At any given point in time it will with great certainty NOT be the most fit that are the most successful.

This is a manifestation of the difference between optimization and survival. 

When an individual or agent (that be an institution, country or animal) optimizes he or she does so given the prevailing environment in order to do well. Given that such agents solely use current circumstances as information to guide their decisions, such agents will in all likelihood do very well. They will do so because they fully utilize all resources available in an "efficient" manner where no redundancies exist in their behavior or bodies.

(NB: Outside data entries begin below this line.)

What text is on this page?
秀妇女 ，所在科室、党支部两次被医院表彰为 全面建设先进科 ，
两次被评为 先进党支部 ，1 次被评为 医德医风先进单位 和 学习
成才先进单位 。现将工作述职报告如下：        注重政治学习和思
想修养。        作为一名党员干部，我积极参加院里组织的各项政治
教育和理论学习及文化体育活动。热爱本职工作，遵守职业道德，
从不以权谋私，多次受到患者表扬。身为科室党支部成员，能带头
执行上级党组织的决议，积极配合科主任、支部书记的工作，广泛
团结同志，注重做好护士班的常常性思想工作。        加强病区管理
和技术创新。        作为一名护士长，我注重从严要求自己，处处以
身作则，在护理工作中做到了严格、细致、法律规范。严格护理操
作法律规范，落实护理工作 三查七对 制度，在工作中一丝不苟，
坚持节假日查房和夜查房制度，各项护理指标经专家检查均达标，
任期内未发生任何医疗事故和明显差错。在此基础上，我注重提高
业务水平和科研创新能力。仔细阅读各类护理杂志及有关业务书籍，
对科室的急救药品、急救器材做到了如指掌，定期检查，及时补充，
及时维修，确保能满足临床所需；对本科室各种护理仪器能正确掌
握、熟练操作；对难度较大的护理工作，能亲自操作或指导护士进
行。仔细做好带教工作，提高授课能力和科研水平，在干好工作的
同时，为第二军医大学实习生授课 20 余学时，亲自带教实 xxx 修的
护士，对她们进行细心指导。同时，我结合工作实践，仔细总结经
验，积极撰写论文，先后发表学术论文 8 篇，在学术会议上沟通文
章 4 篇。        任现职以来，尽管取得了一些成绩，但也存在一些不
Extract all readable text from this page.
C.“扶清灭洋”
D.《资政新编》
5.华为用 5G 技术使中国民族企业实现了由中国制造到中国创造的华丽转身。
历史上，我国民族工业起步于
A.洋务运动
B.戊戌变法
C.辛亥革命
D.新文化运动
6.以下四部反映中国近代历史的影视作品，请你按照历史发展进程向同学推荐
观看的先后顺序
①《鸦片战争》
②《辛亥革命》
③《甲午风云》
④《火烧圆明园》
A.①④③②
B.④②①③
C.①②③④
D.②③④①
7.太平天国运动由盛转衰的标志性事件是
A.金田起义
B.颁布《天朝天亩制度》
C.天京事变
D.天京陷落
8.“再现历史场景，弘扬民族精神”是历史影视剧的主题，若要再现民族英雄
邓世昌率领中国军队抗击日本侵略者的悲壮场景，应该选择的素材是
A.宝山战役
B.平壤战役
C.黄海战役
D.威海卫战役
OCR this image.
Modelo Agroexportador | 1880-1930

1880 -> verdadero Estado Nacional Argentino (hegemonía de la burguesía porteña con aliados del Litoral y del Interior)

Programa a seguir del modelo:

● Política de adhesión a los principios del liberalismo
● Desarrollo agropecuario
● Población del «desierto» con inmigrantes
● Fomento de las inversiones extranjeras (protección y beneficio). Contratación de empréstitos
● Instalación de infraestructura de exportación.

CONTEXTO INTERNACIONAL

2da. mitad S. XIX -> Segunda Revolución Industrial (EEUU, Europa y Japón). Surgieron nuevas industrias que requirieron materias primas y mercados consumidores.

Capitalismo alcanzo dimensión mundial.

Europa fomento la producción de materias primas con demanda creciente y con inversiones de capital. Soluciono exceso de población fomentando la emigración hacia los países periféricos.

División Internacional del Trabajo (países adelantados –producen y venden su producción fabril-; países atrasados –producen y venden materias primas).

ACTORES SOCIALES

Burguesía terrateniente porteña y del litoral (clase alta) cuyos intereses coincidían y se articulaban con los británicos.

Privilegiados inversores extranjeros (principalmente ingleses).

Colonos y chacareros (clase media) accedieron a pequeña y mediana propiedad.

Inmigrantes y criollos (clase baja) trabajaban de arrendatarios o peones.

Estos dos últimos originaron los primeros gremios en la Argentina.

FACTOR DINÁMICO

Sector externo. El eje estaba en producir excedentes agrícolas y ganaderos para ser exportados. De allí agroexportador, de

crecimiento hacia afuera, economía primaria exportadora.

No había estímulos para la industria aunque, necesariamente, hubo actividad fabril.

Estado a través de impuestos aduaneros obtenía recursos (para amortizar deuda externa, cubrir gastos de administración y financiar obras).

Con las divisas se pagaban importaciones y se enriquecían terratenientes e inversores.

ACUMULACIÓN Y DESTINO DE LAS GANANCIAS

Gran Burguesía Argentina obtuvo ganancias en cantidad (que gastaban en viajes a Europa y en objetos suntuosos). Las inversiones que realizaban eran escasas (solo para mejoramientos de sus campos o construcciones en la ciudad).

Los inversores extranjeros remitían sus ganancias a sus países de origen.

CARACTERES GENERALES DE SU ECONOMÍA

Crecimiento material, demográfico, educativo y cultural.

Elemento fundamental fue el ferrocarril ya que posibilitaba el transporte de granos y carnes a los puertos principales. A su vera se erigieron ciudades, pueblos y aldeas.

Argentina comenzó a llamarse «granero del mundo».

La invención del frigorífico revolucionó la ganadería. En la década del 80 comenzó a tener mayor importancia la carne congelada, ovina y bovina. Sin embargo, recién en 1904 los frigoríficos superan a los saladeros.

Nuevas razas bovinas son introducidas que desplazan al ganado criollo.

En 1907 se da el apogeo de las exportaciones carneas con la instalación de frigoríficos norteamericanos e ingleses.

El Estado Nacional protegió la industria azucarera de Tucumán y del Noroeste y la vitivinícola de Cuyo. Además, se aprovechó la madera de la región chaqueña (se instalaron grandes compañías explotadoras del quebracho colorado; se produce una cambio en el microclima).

But; when circumstances change dramatically over a short period of time such optimizing agents  die. They die because they are fragile to rapid change that creates environments that in no way resembles the ones they optimized over. To rephrase this: when the world rapidly changes around them they die because they are not ready for the changes.

This hints at why many people misunderstand the concept of "survival of the fittest". When this term is thrown around is it often used to in relation to success. However, there is a great difference between survival and success (!). Success is a reference to someone or -thing doing well. Survival is someone or -thing existing. The latter has to do with being fit and surviving adverse shocks, i.e. surviving a spurt of rapid change, the former has to do with doing well under current circumstances. 

Now; a necessary condition of having success is having survived so long it is possible to have it. That is one needs to not have died before success is even possible. But in order to be the MOST successful at any point in time one needs to take full advantage of current circumstances - i.e. reduce redundancies that are irrelevant to the current environment. Reducing the redundancies leads to two things: success and fragility. Success because one now uses available resources without "wasting" them on things that are irrelevant to current circumstances, and fragility because smaller changes now can kill. As increased fragility decrease the chance of surviving adverse shocks it is clear how the most successful at any given point in time with great certainty is NOT the most fit.

The implication for economics is this: at any given point in time it will not be the most popular theories that stand the greatest chance of surviving the test of time. Learning what is not mainstream thus possibly have a much higher value than is currently thought.